In the wake of the pandemic, this personalisation has never been more important. More people are buying online and are deciding to buy directly from brands out of convenience. Many have also kept active during lockdown using home workouts and fitness plans, and the algorithms integrated into the sports giant’s apps help to convert sweat into sales and growth for Nike’s share price.

The company reported a record number of members working out using its app Nike Training Club, which acquired 25 million new members in the fiscal fourth quarter that ended in May.

In fact, such was the demand for the app that, in July, Nike decided to make it free permanently — previously it had cost $14.99 a month or $119.99 annually.

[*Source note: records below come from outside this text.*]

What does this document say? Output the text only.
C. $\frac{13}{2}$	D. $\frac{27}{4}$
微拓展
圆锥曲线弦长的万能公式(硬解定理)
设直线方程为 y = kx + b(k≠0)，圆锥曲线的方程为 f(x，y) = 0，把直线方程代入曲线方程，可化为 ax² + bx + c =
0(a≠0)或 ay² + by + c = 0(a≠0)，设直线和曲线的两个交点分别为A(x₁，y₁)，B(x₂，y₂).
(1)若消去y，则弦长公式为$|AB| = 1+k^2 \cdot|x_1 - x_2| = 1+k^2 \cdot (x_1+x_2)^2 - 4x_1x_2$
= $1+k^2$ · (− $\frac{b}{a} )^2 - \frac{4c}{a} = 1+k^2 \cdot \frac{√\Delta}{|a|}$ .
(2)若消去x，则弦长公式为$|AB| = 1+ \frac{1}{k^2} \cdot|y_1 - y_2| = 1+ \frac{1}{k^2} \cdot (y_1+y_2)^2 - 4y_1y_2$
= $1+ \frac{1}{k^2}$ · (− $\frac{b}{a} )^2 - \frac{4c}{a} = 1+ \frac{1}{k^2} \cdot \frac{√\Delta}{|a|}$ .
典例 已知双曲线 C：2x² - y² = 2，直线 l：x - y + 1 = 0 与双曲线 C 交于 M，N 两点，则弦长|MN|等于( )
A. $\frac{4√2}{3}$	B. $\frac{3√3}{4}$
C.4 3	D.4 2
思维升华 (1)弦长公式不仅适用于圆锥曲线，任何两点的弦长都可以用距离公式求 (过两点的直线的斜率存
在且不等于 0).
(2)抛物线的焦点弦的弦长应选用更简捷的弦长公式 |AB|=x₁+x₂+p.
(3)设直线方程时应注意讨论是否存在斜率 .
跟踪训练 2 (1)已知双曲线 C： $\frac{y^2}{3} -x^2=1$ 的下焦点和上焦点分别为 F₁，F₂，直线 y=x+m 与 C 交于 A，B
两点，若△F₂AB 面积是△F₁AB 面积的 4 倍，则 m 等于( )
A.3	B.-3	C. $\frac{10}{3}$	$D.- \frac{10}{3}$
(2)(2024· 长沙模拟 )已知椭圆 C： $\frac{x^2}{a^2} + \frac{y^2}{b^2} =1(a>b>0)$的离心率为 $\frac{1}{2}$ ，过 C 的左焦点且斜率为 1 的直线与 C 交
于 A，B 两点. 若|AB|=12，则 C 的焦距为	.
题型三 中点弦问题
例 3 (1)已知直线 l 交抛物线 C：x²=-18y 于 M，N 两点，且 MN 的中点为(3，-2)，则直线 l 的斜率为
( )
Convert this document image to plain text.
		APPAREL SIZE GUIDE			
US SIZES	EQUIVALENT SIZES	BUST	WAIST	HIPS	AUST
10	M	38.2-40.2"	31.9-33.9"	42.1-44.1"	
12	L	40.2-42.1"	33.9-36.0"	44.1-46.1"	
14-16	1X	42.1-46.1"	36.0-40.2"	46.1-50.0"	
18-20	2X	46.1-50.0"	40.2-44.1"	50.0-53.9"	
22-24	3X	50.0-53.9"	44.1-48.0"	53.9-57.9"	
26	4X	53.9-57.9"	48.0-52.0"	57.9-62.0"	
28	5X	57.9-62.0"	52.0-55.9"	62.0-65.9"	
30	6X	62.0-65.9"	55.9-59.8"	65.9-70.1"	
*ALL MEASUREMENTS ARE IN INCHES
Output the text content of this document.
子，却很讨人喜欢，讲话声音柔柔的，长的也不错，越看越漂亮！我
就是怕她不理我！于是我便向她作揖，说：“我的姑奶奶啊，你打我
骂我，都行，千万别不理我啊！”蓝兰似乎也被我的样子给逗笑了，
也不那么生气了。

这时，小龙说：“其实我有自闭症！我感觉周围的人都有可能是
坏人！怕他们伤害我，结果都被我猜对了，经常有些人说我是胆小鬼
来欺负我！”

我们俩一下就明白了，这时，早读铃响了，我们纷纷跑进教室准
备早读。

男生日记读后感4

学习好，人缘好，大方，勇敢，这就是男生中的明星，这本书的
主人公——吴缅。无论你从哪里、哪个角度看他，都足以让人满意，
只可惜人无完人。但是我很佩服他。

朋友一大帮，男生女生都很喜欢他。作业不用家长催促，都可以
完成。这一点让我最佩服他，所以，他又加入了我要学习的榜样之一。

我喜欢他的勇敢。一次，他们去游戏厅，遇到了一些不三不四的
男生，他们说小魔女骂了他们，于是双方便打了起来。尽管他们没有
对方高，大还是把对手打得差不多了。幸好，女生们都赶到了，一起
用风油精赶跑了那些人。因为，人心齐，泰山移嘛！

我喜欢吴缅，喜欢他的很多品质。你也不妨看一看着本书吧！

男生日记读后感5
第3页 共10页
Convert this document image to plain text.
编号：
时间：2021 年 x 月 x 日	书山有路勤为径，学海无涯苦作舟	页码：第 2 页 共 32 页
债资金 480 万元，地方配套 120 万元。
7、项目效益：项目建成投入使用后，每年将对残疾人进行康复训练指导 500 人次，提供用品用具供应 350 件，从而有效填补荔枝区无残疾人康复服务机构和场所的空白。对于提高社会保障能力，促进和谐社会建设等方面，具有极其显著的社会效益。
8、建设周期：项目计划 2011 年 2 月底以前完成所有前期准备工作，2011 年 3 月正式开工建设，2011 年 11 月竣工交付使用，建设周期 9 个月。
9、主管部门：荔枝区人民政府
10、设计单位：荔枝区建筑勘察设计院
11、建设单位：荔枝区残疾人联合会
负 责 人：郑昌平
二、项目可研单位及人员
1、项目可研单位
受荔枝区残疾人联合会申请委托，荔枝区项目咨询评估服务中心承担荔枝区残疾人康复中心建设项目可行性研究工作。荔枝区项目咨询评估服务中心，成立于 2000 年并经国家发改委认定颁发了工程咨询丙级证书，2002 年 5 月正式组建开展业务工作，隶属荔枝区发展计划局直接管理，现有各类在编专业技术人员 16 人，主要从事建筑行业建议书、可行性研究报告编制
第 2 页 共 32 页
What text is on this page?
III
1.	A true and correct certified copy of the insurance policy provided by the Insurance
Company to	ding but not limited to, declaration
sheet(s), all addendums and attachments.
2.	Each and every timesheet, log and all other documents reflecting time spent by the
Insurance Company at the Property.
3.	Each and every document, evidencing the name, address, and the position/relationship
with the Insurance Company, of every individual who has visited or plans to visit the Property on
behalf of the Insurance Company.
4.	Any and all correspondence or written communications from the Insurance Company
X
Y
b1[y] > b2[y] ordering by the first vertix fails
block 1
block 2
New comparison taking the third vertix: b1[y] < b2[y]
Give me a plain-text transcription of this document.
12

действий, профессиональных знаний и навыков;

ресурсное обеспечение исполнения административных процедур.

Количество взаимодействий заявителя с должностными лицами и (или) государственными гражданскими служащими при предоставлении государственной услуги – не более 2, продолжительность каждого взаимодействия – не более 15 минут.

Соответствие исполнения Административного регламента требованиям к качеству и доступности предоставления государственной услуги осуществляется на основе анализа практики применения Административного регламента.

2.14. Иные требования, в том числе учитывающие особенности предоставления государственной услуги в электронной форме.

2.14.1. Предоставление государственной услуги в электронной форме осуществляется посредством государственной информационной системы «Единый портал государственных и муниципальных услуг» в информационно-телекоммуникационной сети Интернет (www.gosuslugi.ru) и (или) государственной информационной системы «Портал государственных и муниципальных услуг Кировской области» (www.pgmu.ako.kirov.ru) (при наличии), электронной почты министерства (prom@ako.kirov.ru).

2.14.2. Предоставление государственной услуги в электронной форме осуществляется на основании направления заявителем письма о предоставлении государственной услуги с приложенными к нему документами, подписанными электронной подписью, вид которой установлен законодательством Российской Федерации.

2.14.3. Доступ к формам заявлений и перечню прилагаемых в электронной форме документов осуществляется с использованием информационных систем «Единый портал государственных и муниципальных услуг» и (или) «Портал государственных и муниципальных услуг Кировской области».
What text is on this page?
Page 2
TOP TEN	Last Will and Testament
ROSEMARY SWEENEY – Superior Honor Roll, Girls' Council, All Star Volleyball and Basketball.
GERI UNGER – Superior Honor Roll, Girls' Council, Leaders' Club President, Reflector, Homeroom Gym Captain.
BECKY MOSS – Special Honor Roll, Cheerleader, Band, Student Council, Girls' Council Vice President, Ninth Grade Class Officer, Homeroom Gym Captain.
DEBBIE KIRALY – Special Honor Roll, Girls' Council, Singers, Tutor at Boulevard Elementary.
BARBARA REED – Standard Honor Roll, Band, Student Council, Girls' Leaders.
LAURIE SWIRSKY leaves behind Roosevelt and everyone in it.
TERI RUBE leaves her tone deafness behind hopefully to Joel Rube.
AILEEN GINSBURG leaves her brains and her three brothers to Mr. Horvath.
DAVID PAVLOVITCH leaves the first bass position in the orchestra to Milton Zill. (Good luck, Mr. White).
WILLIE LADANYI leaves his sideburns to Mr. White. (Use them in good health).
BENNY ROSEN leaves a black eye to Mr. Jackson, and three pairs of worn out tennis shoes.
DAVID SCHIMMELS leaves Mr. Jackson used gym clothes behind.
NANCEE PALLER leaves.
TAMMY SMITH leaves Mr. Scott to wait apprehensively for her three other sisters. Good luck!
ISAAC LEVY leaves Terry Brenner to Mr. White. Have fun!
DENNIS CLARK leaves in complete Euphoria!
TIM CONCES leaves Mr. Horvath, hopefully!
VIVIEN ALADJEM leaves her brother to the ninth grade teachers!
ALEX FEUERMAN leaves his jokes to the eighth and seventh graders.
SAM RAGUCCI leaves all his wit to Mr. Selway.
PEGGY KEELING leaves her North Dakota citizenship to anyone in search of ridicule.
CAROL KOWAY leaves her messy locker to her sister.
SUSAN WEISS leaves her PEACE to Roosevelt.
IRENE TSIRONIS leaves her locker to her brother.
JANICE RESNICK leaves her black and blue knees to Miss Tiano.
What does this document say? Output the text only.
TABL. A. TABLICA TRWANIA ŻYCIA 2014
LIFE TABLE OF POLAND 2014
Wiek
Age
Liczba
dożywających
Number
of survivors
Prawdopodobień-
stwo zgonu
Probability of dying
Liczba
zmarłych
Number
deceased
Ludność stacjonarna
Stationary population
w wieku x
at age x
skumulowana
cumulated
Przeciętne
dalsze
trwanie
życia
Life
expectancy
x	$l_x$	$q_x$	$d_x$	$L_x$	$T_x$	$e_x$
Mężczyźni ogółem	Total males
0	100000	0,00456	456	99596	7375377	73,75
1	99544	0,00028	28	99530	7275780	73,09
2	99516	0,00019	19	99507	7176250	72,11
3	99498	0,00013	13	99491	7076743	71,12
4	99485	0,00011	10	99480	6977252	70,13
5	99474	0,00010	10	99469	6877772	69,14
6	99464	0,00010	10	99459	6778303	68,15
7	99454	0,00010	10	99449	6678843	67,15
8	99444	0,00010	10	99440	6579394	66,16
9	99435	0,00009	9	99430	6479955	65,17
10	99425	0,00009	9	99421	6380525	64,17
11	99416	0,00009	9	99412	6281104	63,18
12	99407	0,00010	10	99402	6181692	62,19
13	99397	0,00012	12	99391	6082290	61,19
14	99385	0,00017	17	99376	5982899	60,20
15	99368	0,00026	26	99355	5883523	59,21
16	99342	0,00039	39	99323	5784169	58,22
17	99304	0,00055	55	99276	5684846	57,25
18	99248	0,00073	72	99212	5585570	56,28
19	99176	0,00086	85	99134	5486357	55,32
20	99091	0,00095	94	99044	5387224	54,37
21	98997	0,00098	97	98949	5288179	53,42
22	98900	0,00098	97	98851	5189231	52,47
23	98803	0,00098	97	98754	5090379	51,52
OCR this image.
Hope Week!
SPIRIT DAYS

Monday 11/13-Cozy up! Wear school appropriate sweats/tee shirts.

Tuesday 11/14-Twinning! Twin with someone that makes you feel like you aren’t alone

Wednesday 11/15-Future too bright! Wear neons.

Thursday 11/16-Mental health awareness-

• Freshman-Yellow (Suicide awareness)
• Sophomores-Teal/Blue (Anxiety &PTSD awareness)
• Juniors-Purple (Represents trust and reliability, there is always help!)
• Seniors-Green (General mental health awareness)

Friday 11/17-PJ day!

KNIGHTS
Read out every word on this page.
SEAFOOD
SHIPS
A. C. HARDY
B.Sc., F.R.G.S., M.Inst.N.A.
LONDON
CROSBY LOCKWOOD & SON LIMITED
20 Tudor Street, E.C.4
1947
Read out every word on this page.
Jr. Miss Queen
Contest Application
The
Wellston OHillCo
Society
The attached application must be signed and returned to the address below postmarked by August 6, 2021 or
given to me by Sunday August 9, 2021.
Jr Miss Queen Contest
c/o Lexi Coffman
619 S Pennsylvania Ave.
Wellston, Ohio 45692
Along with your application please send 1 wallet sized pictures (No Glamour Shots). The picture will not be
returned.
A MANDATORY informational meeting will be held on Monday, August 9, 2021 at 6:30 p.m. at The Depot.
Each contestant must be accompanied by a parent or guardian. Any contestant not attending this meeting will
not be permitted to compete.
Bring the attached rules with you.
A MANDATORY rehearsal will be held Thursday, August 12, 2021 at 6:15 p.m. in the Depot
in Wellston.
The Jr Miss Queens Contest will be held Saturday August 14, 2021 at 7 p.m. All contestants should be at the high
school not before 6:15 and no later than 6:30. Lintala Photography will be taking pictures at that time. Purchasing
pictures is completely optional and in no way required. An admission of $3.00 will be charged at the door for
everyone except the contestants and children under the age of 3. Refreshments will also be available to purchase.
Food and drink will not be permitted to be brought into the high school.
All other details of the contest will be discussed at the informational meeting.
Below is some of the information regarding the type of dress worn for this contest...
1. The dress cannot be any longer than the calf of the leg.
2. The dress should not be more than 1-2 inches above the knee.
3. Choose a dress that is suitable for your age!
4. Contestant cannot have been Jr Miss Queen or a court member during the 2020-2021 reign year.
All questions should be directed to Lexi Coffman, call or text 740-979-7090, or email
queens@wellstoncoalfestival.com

The company also reported four consecutive months of at least a million downloads of its audio-guided runs.

Going forward, Nike intends to continue looking for ways to leverage data and insight from Nike Training Club and its other apps to create a more personalised shopping experience.

John Donahoe, CEO and president of Nike, said on the recent earnings call: “We know a consumer who connects with us on two or more platforms has a lifetime value that’s four times higher than those who don’t.”

 

A big tick for Nike’s share price

Analysts see plenty of upside for Nike’s share price.

Christopher Svezia, analyst with Wedbush Securities, expects womenswear to be a key driver of future growth as it currently accounts for only a quarter of total sales.

Another driver is likely to be the roll-out of up to 200 Nike Live style stores, which blend data science with a personalised service in a bricks-and-mortar setting to deliver the ultimate offline shopping experience.

Svezia has given the stock an Outperform rating and set a target of $142 for Nike’s share price, which would represent an 11.2% increase from its current level. 

Jay Sole, analyst with UBS, told Yahoo Finance that Nike’s digital transformation is “just getting started”. He has rated the stock a Buy and has raised his price target from $127 to $152. 

Of the 33 Wall Street analysts providing a rating for Nike on MarketBeat, 29 rate the stock a Buy, three a Hold and one a Sell.